ATLANTA — Aly Ryan is somewhat new to the unique neighborhood of East Atlanta Village but she tells My East Atlanta News that she was charmed almost instantly by the eclectic, tight-knit community.

Ryan noticed that the adjacent neighborhoods like Ormewood Park and Grant Park had branded themselves with trolleys or sunbursts, respectively.

“Years ago I noticed, Ormewood Park had their trolley sign and Grant Park had their sunburst and I just thought that was a really neat way to symbolize community and neighborhood pride,” said Ryan.

“I was just wondering if East Atlanta would ever do something like that.”

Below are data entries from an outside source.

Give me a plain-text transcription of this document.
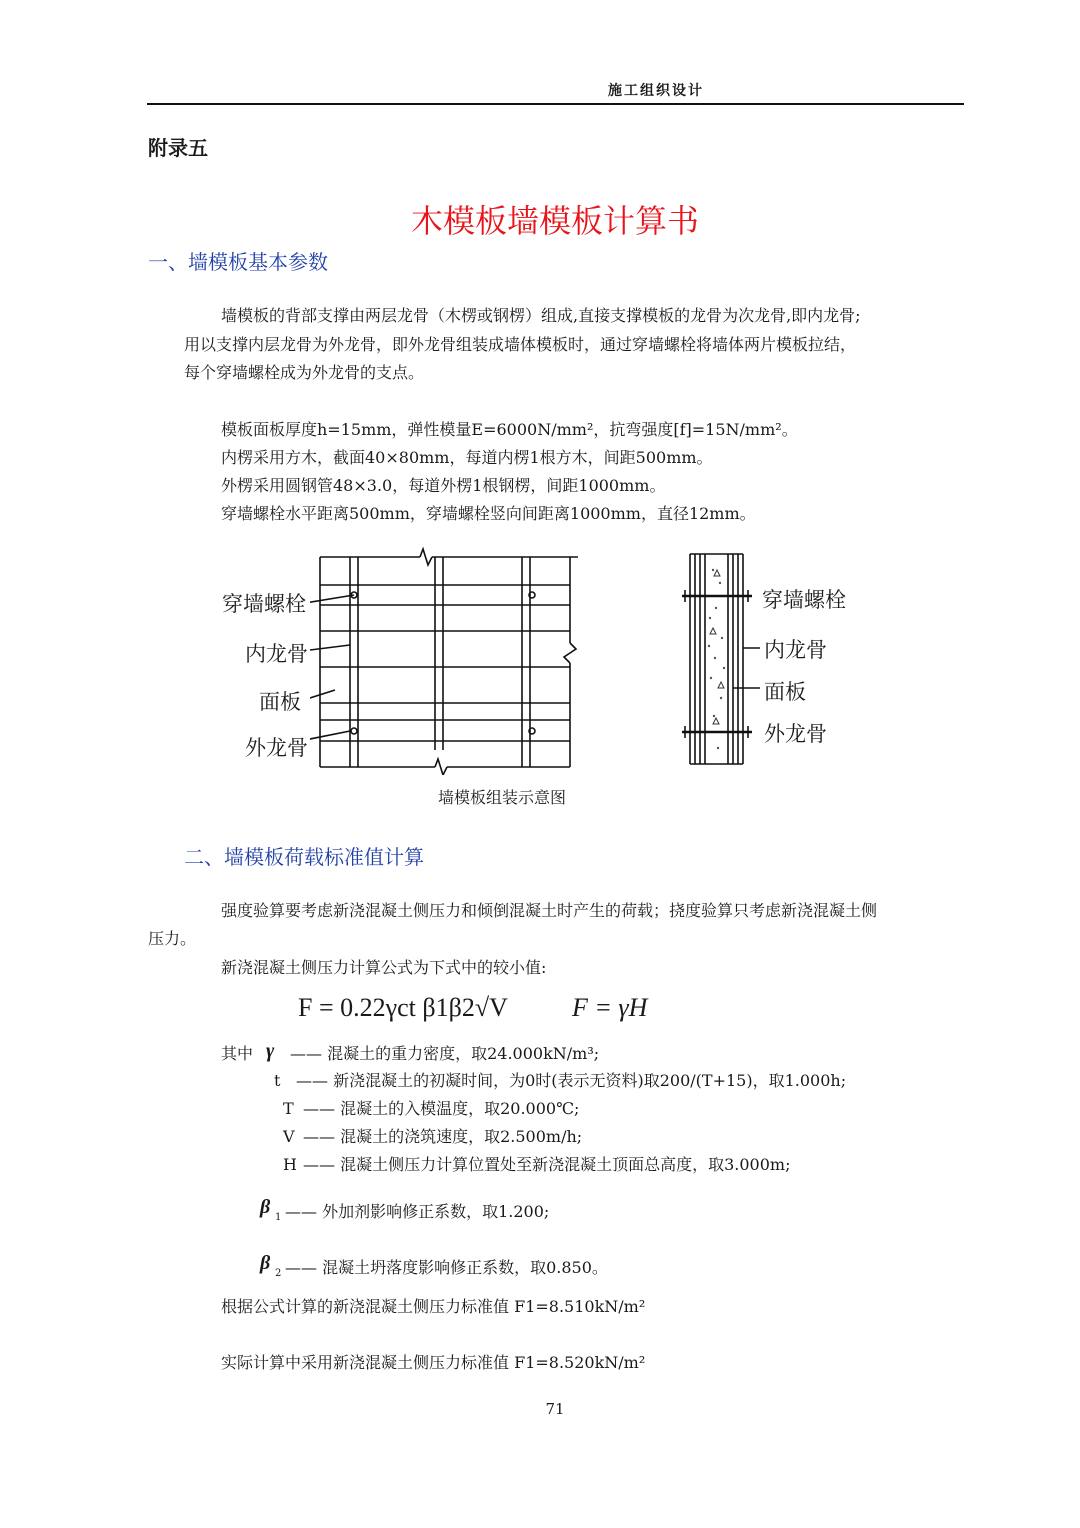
施工组织设计
附录五
木模板墙模板计算书
一、墙模板基本参数
墙模板的背部支撑由两层龙骨（木楞或钢楞）组成,直接支撑模板的龙骨为次龙骨,即内龙骨;
用以支撑内层龙骨为外龙骨，即外龙骨组装成墙体模板时，通过穿墙螺栓将墙体两片模板拉结，
每个穿墙螺栓成为外龙骨的支点。
模板面板厚度h=15mm，弹性模量E=6000N/mm²，抗弯强度[f]=15N/mm²。
内楞采用方木，截面40×80mm，每道内楞1根方木，间距500mm。
外楞采用圆钢管48×3.0，每道外楞1根钢楞，间距1000mm。
穿墙螺栓水平距离500mm，穿墙螺栓竖向间距离1000mm，直径12mm。
穿墙螺栓
内龙骨
面板
外龙骨
穿墙螺栓
内龙骨
面板
外龙骨
墙模板组装示意图
二、墙模板荷载标准值计算
强度验算要考虑新浇混凝土侧压力和倾倒混凝土时产生的荷载；挠度验算只考虑新浇混凝土侧
压力。
新浇混凝土侧压力计算公式为下式中的较小值:
F = 0.22γct β1β2√V F = γH
其中 γ —— 混凝土的重力密度，取24.000kN/m³;
t —— 新浇混凝土的初凝时间，为0时(表示无资料)取200/(T+15)，取1.000h;
T —— 混凝土的入模温度，取20.000℃;
V —— 混凝土的浇筑速度，取2.500m/h;
H —— 混凝土侧压力计算位置处至新浇混凝土顶面总高度，取3.000m;
β 1 —— 外加剂影响修正系数，取1.200;
β 2 —— 混凝土坍落度影响修正系数，取0.850。
根据公式计算的新浇混凝土侧压力标准值 F1=8.510kN/m²
实际计算中采用新浇混凝土侧压力标准值 F1=8.520kN/m²
71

After discussing it with several long-term community members and doing some research of her own, she discovered that her ‘village’ already had a mascot — four of them to be exact.

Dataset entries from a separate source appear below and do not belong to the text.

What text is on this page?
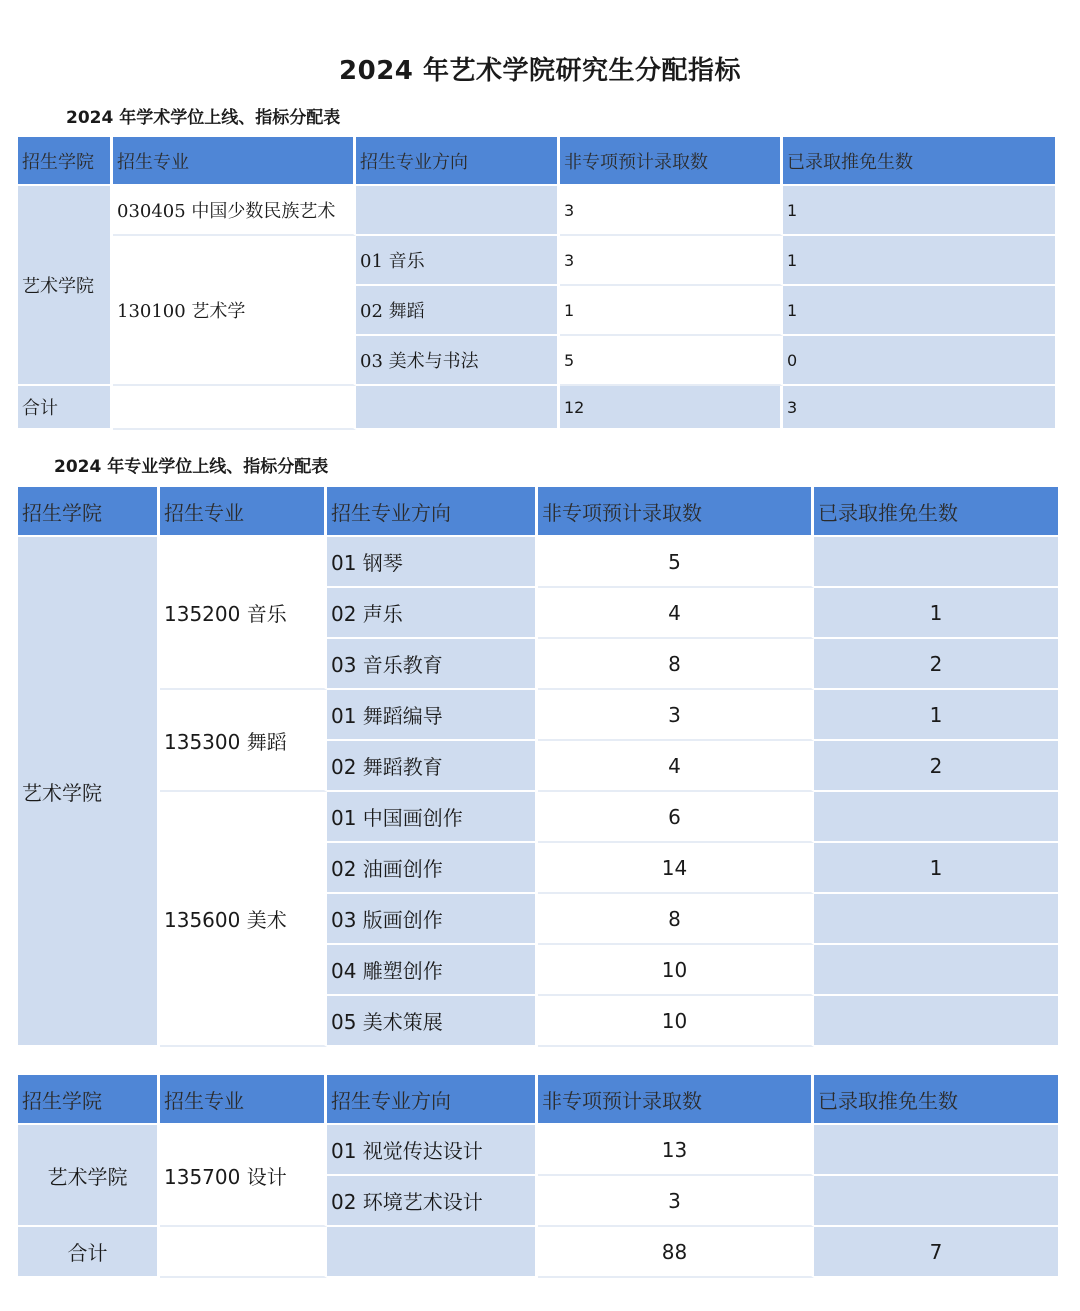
2024 年艺术学院研究生分配指标
2024 年学术学位上线、指标分配表
招生学院	招生专业	招生专业方向	非专项预计录取数	已录取推免生数
艺术学院	030405 中国少数民族艺术		3	1
	130100 艺术学	01 音乐	3	1
		02 舞蹈	1	1
		03 美术与书法	5	0
合计			12	3
2024 年专业学位上线、指标分配表
招生学院	招生专业	招生专业方向	非专项预计录取数	已录取推免生数
艺术学院	135200 音乐	01 钢琴	5	
		02 声乐	4	1
		03 音乐教育	8	2
	135300 舞蹈	01 舞蹈编导	3	1
		02 舞蹈教育	4	2
	135600 美术	01 中国画创作	6	
		02 油画创作	14	1
		03 版画创作	8	
		04 雕塑创作	10	
		05 美术策展	10	
招生学院	招生专业	招生专业方向	非专项预计录取数	已录取推免生数
艺术学院	135700 设计	01 视觉传达设计	13	
		02 环境艺术设计	3	
合计			88	7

Her fiancé, Asa Burke, who studied mechanical engineering at Georgia Tech, reached out to the artist to had the greatest influence on the most majestic creature in the EAV pantheon - the dragon.

East Atlanta's dragon went by the name, Sang Bu and was the handiwork of then-local artist, Ryan Mathern. The sculpture which was never meant to become neighborhood totem quickly became one of the ‘unofficial’ mascots of the community. 

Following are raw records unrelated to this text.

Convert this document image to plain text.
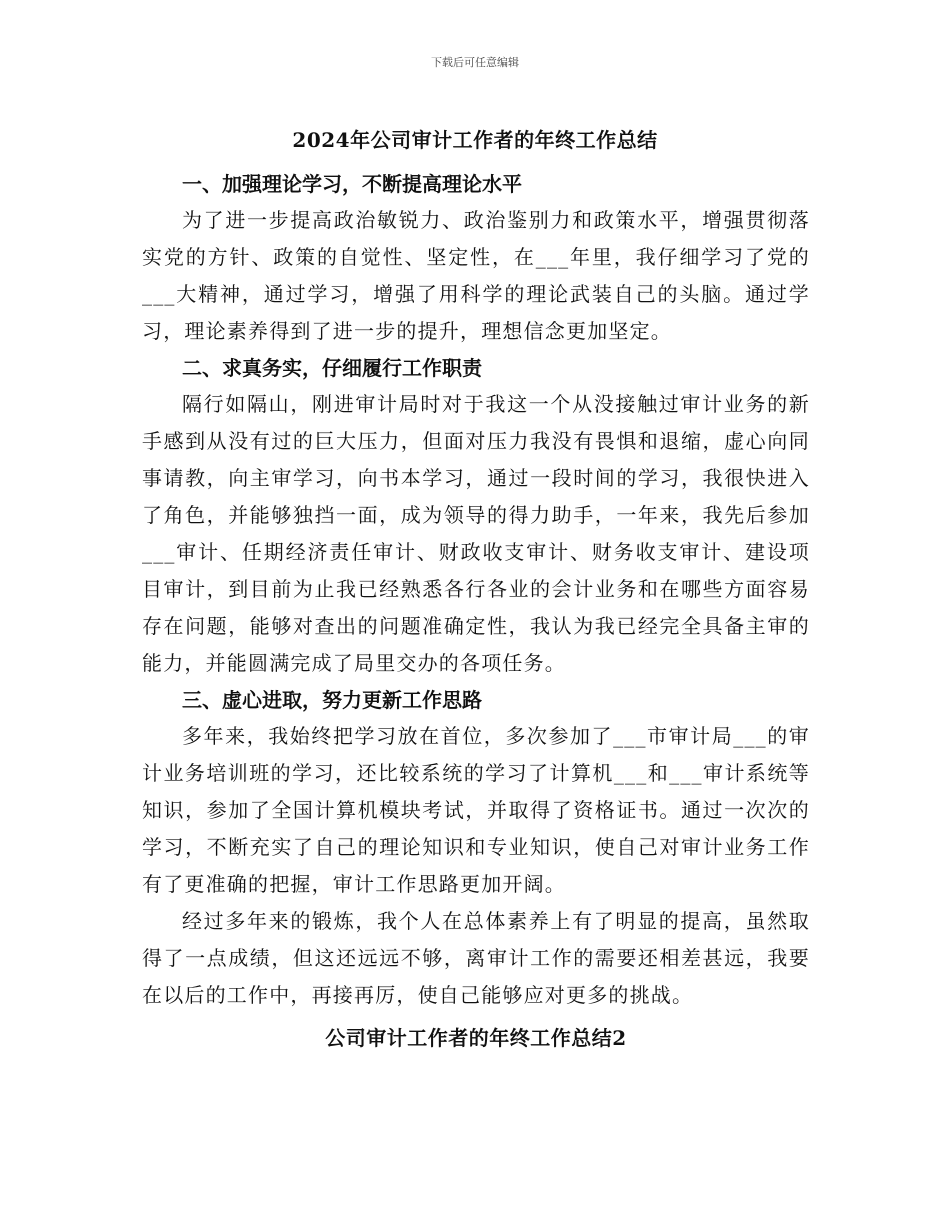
下载后可任意编辑
2024年公司审计工作者的年终工作总结
一、加强理论学习，不断提高理论水平

为了进一步提高政治敏锐力、政治鉴别力和政策水平，增强贯彻落实党的方针、政策的自觉性、坚定性，在___年里，我仔细学习了党的___大精神，通过学习，增强了用科学的理论武装自己的头脑。通过学习，理论素养得到了进一步的提升，理想信念更加坚定。

二、求真务实，仔细履行工作职责

隔行如隔山，刚进审计局时对于我这一个从没接触过审计业务的新手感到从没有过的巨大压力，但面对压力我没有畏惧和退缩，虚心向同事请教，向主审学习，向书本学习，通过一段时间的学习，我很快进入了角色，并能够独挡一面，成为领导的得力助手，一年来，我先后参加___审计、任期经济责任审计、财政收支审计、财务收支审计、建设项目审计，到目前为止我已经熟悉各行各业的会计业务和在哪些方面容易存在问题，能够对查出的问题准确定性，我认为我已经完全具备主审的能力，并能圆满完成了局里交办的各项任务。

三、虚心进取，努力更新工作思路

多年来，我始终把学习放在首位，多次参加了___市审计局___的审计业务培训班的学习，还比较系统的学习了计算机___和___审计系统等知识，参加了全国计算机模块考试，并取得了资格证书。通过一次次的学习，不断充实了自己的理论知识和专业知识，使自己对审计业务工作有了更准确的把握，审计工作思路更加开阔。

经过多年来的锻炼，我个人在总体素养上有了明显的提高，虽然取得了一点成绩，但这还远远不够，离审计工作的需要还相差甚远，我要在以后的工作中，再接再厉，使自己能够应对更多的挑战。

公司审计工作者的年终工作总结2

Not long after that, another EAV artist, Gareth S., decided to create hand-carved wooden dragon house signs inspired by Mathern's Sang Bu.

Credit: One of local residents, Aly Ryan and Asa Burke dragon-themed signs

Sang Bu resided for a couple of years in East Atlanta’s Brownwood Park before being relocated to the vacant lot owned by a local eatery, the Argosy.

Sang Bu has since gone onto greener pastures after getting sold and leaving the EAV with a dragon-sized hole in the community's heart. 

Gareth S, who hand-carved the original dragon signs, has since relocated to New York City was happy to grant his blessing to the young couple in order to ‘continue’ his work, and thus the torch was passed.

“The first post we made about (the dragon signs) had almost 200 comments, so there was a lot of interest,” Burke said.

While the dragon signs crafted from actual wood, Burke utilized some of his engineering skills and perfectly re-created the original design in AutoCad and stepped up the manufacturing schedule by using a laser cutter to radically improve production time.

The affianced pair decided to play it safe with their initial run by only producing 30 dragon signs — they sold out the very first day.

Prospective buyers can pick from a raw, natural design or from a handful of pre-chosen colors. All dragons come with the chain loop and ready to be hung proudly in the place your choosing.

While the dragon signs have allocated space for numbers or letters, they do not provide the letters for you.

As a member of the East Atlanta Business Association, Ryan has already been talking to work out some type of donation, in order to give back to the community that’s inspired them so much.

The first run of dragon signs is scheduled to be distributed this weekend.  Although, interested parties can pre-order for the next batch.